Okay, so what's the ISO C standard say?
"If the value of status is zero or EXIT_SUCCESS, an implementation-defined form of the status successful termination is returned. If the value of status is EXIT_FAILURE, an implementation-defined form of the status unsuccessful termination is returned. Otherwise the status returned is implementation-defined."
"an implementation-defined form of the status unsuccessful termination is returned" feels unsatisfying, but at least we know that non-zero means unsuccessful, right?
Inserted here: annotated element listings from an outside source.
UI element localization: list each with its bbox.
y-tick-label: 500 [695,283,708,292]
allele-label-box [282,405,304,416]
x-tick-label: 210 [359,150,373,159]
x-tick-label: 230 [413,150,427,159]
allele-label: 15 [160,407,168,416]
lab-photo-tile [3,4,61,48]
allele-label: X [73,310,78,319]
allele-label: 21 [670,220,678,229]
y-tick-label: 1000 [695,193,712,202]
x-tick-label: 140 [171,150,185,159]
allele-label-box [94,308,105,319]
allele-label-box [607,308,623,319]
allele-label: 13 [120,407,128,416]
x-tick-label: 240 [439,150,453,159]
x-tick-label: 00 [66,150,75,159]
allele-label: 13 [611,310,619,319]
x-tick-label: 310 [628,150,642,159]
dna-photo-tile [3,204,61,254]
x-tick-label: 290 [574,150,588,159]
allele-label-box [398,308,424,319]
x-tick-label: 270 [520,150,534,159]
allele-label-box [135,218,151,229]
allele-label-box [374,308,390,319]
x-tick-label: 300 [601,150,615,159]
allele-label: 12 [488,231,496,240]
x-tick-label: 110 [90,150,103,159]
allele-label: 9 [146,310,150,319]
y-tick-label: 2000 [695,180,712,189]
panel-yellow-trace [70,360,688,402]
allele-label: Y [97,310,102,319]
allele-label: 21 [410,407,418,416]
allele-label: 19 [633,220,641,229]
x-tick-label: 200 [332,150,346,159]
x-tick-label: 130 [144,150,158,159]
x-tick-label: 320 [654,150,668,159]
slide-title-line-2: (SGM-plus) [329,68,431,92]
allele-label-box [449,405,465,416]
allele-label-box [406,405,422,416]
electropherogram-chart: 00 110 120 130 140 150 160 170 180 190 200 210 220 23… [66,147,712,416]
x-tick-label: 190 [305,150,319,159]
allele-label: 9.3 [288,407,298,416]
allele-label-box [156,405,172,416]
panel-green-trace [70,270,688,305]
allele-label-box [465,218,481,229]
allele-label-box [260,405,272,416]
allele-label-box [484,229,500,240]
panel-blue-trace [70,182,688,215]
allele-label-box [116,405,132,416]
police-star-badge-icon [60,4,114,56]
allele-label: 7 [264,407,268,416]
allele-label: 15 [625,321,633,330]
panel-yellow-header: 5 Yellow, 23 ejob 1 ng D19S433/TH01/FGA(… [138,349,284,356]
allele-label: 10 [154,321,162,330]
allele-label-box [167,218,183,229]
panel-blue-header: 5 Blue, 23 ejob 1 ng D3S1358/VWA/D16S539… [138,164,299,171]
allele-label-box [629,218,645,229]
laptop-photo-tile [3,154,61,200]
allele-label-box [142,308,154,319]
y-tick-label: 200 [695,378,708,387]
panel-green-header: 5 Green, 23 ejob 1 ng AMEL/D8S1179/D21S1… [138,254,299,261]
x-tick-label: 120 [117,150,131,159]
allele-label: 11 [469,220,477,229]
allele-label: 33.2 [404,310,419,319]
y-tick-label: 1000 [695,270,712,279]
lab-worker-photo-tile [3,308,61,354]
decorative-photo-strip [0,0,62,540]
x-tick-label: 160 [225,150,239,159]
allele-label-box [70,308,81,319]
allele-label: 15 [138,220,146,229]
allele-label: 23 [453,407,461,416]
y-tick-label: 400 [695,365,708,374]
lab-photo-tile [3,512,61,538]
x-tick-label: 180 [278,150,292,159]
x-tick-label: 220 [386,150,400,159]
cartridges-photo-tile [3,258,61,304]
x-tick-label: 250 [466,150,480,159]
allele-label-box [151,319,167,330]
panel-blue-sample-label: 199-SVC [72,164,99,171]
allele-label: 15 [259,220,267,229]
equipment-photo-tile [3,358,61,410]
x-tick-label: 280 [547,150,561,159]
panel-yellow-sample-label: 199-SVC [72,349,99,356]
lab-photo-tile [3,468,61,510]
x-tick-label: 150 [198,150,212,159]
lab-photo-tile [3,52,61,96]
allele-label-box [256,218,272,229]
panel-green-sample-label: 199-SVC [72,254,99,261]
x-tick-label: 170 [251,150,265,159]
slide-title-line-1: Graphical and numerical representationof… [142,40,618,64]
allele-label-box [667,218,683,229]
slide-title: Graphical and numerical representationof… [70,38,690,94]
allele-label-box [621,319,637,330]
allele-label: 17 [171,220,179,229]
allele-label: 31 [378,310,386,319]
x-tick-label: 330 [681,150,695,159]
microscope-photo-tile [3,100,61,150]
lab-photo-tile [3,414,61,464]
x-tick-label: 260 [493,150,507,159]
The original report was about
git log. Let's run the steps the user reports: run
git log, quit with
q, and then check the exit code. I'll do this in bash, since that's the shell everyone will have access to:
> git log > echo $? 141
Sure enough, a non-zero exit code.
Bash is reporting that
git log exits with exit code 141. This clearly feels intentional. It's not a 0 or 1, but a number specific to the other 254 possibilities.
Turns out that some folks dug into this 5+ years ago. They write a bullet list with their findings:
- Git pipes the logs into less
- I quit the less process, which sends a SIGPIPE signal (13) to the underlying git process streaming the logs
- git catches the interrupt and exits prematurely and per POSIX convention returns 128 + the SIGPIPE status ==> 141 to indicate that it was terminated by signal 13.
When failures aren't failures
Why is the user being told about the SIGPIPE in this case? I'm sure there's a perfectly reasonable set of events that take us to this point. Git is calling out to
less wants to report the user quitting it ends the pipe prematurely. And yet, it definitely feels to fall short of the spirit of the specifications. Non-zero errors should mean we've exited in an unexpected way. The steps above exit us in about the only reasonable way to exit interactively viewing the log.
As it turns out,
git log isn't alone. Here's a discussion on Stack Overflow about
grep -q returning 141. In it, the responses point out yet other commands, like
head, also return 141 in their regular course of action.
There are standards, and there are standards
Something folks tend to assume is that the POSIX standard covers a lot of how Unix-like systems work. While this is true at some level, there are cases like this one where we quickly shift to having to lean more on conventions than standards. As the Bash manual says "though there are some exceptions". Using pipes and command composition leads to having to follow one part of the standard that in turn leads to really confusing situations for the user, like the situations listed above. A command like
less doesn't take all of its inputs. As it closes, it passes along that "hey, technically the pipe I was reading from isn't going to be able to write to its output because I'm closing". From the user's perspective, though, exiting early is exactly what's supposed to happen. It's not actually an error.
It kinda makes you wonder - if we could do this over again, how would we do it differently?